Appalling is the soul of a man! Better might one be pushed off into the material spaces beyond the uttermost orbit of our sun, than once feel himself fairly afloat in himself.
Herman Melville (1819-1891), U.S. author. Pierre (1852), bk. XXI, The Writings of Herman Melville, vol. 7, eds. Harrison Hayford, Hershel Parker, and G. Thomas Tanselle (1971).
Boy, take my advice, and never try to invent any thing but—happiness.
Herman Melville (1819-1891), U.S. author. "The Happy Failure" (1854), The Piazza Tales and Other Prose Pieces 1839-1860, The Writings of Herman Melville, vol. 9, eds. Harrison Hayford, Alma A. MacDougall, and G. Thomas Tanselle (1987). Spoken by the failed inventor.
Vivenza was a braggadocio in Mardi; the only brave one ever known.
Herman Melville (1819-1891), U.S. author. Mardi (1849), ch. 146, The Writings of Herman Melville, vol. 3, eds. Harrison Hayford, Hershel Parker, and G. Thomas Tanselle (1970). Vivenza, an allegorical representation of the United States.

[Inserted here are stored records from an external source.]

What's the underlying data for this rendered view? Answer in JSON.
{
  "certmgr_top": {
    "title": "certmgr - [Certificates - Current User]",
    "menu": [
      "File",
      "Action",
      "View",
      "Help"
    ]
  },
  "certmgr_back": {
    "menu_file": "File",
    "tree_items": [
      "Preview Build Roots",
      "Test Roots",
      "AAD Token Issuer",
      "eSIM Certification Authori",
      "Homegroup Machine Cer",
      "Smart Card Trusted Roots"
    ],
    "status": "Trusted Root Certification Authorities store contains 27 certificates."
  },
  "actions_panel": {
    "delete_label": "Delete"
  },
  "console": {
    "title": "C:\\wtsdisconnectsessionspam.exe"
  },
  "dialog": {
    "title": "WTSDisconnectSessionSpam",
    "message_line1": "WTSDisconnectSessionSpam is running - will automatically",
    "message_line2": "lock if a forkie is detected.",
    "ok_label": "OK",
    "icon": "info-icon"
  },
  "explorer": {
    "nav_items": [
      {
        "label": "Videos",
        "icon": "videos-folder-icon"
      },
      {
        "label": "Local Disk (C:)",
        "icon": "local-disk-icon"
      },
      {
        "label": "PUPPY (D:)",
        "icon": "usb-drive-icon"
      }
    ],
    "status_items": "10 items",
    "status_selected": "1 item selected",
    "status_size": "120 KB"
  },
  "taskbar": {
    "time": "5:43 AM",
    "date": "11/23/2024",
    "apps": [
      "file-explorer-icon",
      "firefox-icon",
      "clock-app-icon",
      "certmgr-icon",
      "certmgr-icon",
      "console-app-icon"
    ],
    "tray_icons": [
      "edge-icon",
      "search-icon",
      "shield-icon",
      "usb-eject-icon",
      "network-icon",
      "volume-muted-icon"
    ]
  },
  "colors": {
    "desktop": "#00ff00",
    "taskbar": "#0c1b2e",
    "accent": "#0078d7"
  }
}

Bless my soul, Sir, will you Britons not credit that an American can be a gentleman, & have read the Waverly Novels, tho every digit may have been in the tar-bucket?

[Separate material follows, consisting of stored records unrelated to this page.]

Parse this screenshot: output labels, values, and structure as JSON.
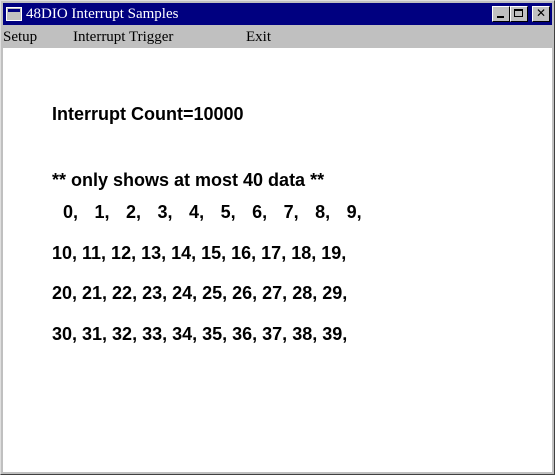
{
  "window": {
    "title": "48DIO Interrupt Samples",
    "icon": "app-window-icon",
    "controls": {
      "minimize": "minimize-icon",
      "maximize": "maximize-icon",
      "close": "close-icon",
      "close_glyph": "✕"
    }
  },
  "menu": {
    "items": [
      "Setup",
      "Interrupt Trigger",
      "Exit"
    ]
  },
  "content": {
    "count_line": "Interrupt Count=10000",
    "note_line": "** only shows at most 40 data **",
    "data_rows": [
      "  0,   1,   2,   3,   4,   5,   6,   7,   8,   9,",
      "10, 11, 12, 13, 14, 15, 16, 17, 18, 19,",
      "20, 21, 22, 23, 24, 25, 26, 27, 28, 29,",
      "30, 31, 32, 33, 34, 35, 36, 37, 38, 39,"
    ]
  },
  "colors": {
    "titlebar": "#000080",
    "window_face": "#c0c0c0",
    "client": "#ffffff"
  }
}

Herman Melville (1819-1891), U.S. author. letter, Mar. 25, 1848, to his publisher, John Murray. Correspondence, vol. 14, The Writings of Herman Melville, ed. Lynn Horth (1993). In performing his duties as a common sailor, Melville would have dipped his hand in tar.
Students of history are horror-struck at the massacres of old; but in the shambles, men are being murdered to-day.
Herman Melville (1819-1891), U.S. author. Mardi (1849), ch. 161, The Writings of Herman Melville, vol. 3, eds. Harrison Hayford, Hershel Parker, and G. Thomas Tanselle (1970). Read from a scroll.
One would like to know, what were foes made for except to be used?
Herman Melville (1819-1891), U.S. author. Pierre (1852), bk. XV, The Writings of Herman Melville, vol. 7, eds. Harrison Hayford, Hershel Parker, and G. Thomas Tanselle (1971).
man rebounds whole aeons back in nature.
Herman Melville (1819-1891), U.S. poet, novelist. The House-Top (l. 16). . . Selected Poems of Herman Melville. Hennig Cohen, ed. (1991) Fordham University Press.
The two great things yet to be discovered are these—The Art of rejuvenating old age in men, & oldageifying youth in books.—Who in the name of the trunk-makers would think of reading Old Burton were his book published for the first to day.
Herman Melville (1819-1891), U.S. author. letter, Apr. 5, 1849, to Evert A. Duyckinck. Correspondence, vol. 14, The Writings of Herman Melville, ed. Lynn Horth (1993).
Yet, rather, are we scabbards to our souls. And the drawn sword of genius is more glittering than the drawn cimeter of Saladin.
Herman Melville (1819-1891), U.S. author. Mardi (1849), ch. 32, The Writings of Herman Melville, vol. 3, eds. Harrison Hayford, Hershel Parker, and G. Thomas Tanselle (1970).
If there be any thing a man might well pray against, that thing is the responsive gratification of some of the devoutest prayers of his youth.
Herman Melville (1819-1891), U.S. author. Pierre (1852), bk. I, The Writings of Herman Melville, vol. 7, eds. Harrison Hayford, Hershel Parker, and G. Thomas Tanselle (1971).